Deferring communication, long delays and wasting CPU time

David@home

Joined: 11 Feb 05

Posts: 24

Credit: 11639

RAC: 0

11 May 2005 6:37:59 UTC

Topic 189156

(moderation:

)

I regularly get messages like this under the messages tab:

11/05/2005 06:44:26|Einstein@Home|Deferring communication with project for 20 hours, 47 minutes, and 54 seconds

This happens even when a WU is close to completion. For example, the current Einstein WU has only 14 minutes left to run but that deferring communication message means that my boincmgr (version 4.25) will not connect to einstein@home for nearly 23 hours. The results get uploaded when complete but these delays mean that the second stage of connecting to the schedulers only occurs a whole day later. This often means that my result is the fourth in the quorum and I have effectively wasted the CPU time as my result has contributed nothing to the science since the first three WUs returned have already been validated.

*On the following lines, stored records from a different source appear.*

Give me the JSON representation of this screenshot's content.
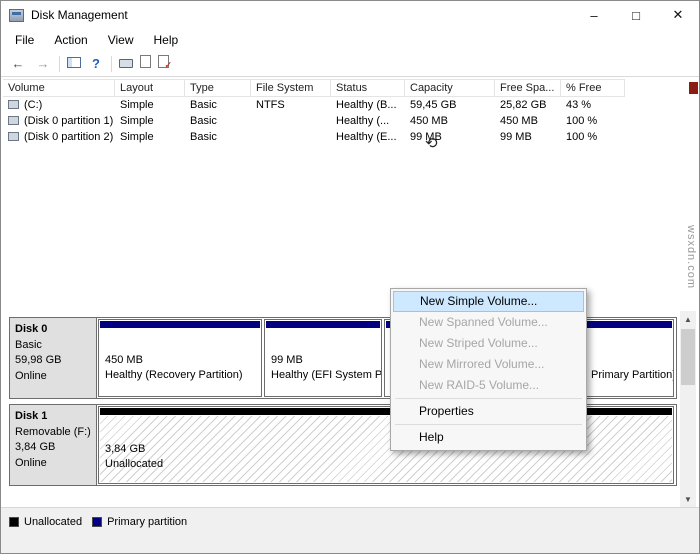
{
  "window": {
    "title": "Disk Management"
  },
  "icons": {
    "minimize": "–",
    "maximize": "□",
    "close": "✕",
    "back": "←",
    "forward": "→",
    "help": "?",
    "scroll_up": "▲",
    "scroll_down": "▼",
    "busy_cursor": "⟲"
  },
  "menu": {
    "file": "File",
    "action": "Action",
    "view": "View",
    "help": "Help"
  },
  "list": {
    "headers": [
      "Volume",
      "Layout",
      "Type",
      "File System",
      "Status",
      "Capacity",
      "Free Spa...",
      "% Free"
    ],
    "rows": [
      {
        "volume": "(C:)",
        "layout": "Simple",
        "type": "Basic",
        "fs": "NTFS",
        "status": "Healthy (B...",
        "capacity": "59,45 GB",
        "free": "25,82 GB",
        "pct": "43 %"
      },
      {
        "volume": "(Disk 0 partition 1)",
        "layout": "Simple",
        "type": "Basic",
        "fs": "",
        "status": "Healthy (...",
        "capacity": "450 MB",
        "free": "450 MB",
        "pct": "100 %"
      },
      {
        "volume": "(Disk 0 partition 2)",
        "layout": "Simple",
        "type": "Basic",
        "fs": "",
        "status": "Healthy (E...",
        "capacity": "99 MB",
        "free": "99 MB",
        "pct": "100 %"
      }
    ]
  },
  "graph": {
    "disk0": {
      "name": "Disk 0",
      "kind": "Basic",
      "size": "59,98 GB",
      "state": "Online",
      "p1": {
        "size": "450 MB",
        "status": "Healthy (Recovery Partition)"
      },
      "p2": {
        "size": "99 MB",
        "status": "Healthy (EFI System Pa"
      },
      "p3": {
        "status": "Primary Partition)"
      }
    },
    "disk1": {
      "name": "Disk 1",
      "kind": "Removable (F:)",
      "size": "3,84 GB",
      "state": "Online",
      "unalloc": {
        "size": "3,84 GB",
        "label": "Unallocated"
      }
    }
  },
  "context_menu": {
    "items": [
      {
        "label": "New Simple Volume...",
        "state": "highlighted"
      },
      {
        "label": "New Spanned Volume...",
        "state": "disabled"
      },
      {
        "label": "New Striped Volume...",
        "state": "disabled"
      },
      {
        "label": "New Mirrored Volume...",
        "state": "disabled"
      },
      {
        "label": "New RAID-5 Volume...",
        "state": "disabled"
      },
      {
        "label": "Properties",
        "state": "normal"
      },
      {
        "label": "Help",
        "state": "normal"
      }
    ]
  },
  "legend": {
    "unallocated": "Unallocated",
    "primary": "Primary partition"
  },
  "watermark": "wsxdn.com",
  "colors": {
    "primary_partition_stripe": "#000080",
    "unallocated_stripe": "#000000",
    "menu_highlight": "#cde8ff",
    "disk_label_bg": "#e0e0e0"
  }
}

Any ideas why einstein@home is defering communication for so long?

Thanks

Wurgl (speak^Wc...

Joined: 11 Feb 05

Posts: 321

Credit: 140550008

RAC: 0

Deferring communication, long delays and wasting CPU time

11 May 2005 8:39:29 UTC

Message 11552

(moderation:

)

Hidden Computers means no help from the community is possible :-(

Holmis

Joined: 4 Jan 05

Posts: 1118

Credit: 1055935564

RAC: 0

Hi I regularly get

11 May 2005 14:40:32 UTC

Message 11553

(moderation:

)

I regularly get messages like this under the messages tab:

11/05/2005 06:44:26|Einstein@Home|Deferring communication with project for 20 hours, 47 minutes, and 54 seconds

Any ideas why einstein@home is defering communication for so long?

Thanks

If you're using a dialup connection try to disabel network access under file-menu when not connected to the internet.
When the result is uploaded and in the "ready to report" state try to manully update the project from the projects-tab.
If you're using boinc 4.19 then right-click on the project and select update.
If you're using a newer version then left-click the project and update is to the left in the blue section.

David@home

Joined: 11 Feb 05

Posts: 24

Credit: 11639

RAC: 0

Hi Holmis Some good

11 May 2005 20:10:48 UTC

Message 11554 in response to message 11553

(moderation:

)

Hi Holmis

Some good ideas

1) I am on a broadband always on connection so it can connect at any time. I could see how a dial-up connection could cuase Boinc Manager to delay but normally there should be no connection issues.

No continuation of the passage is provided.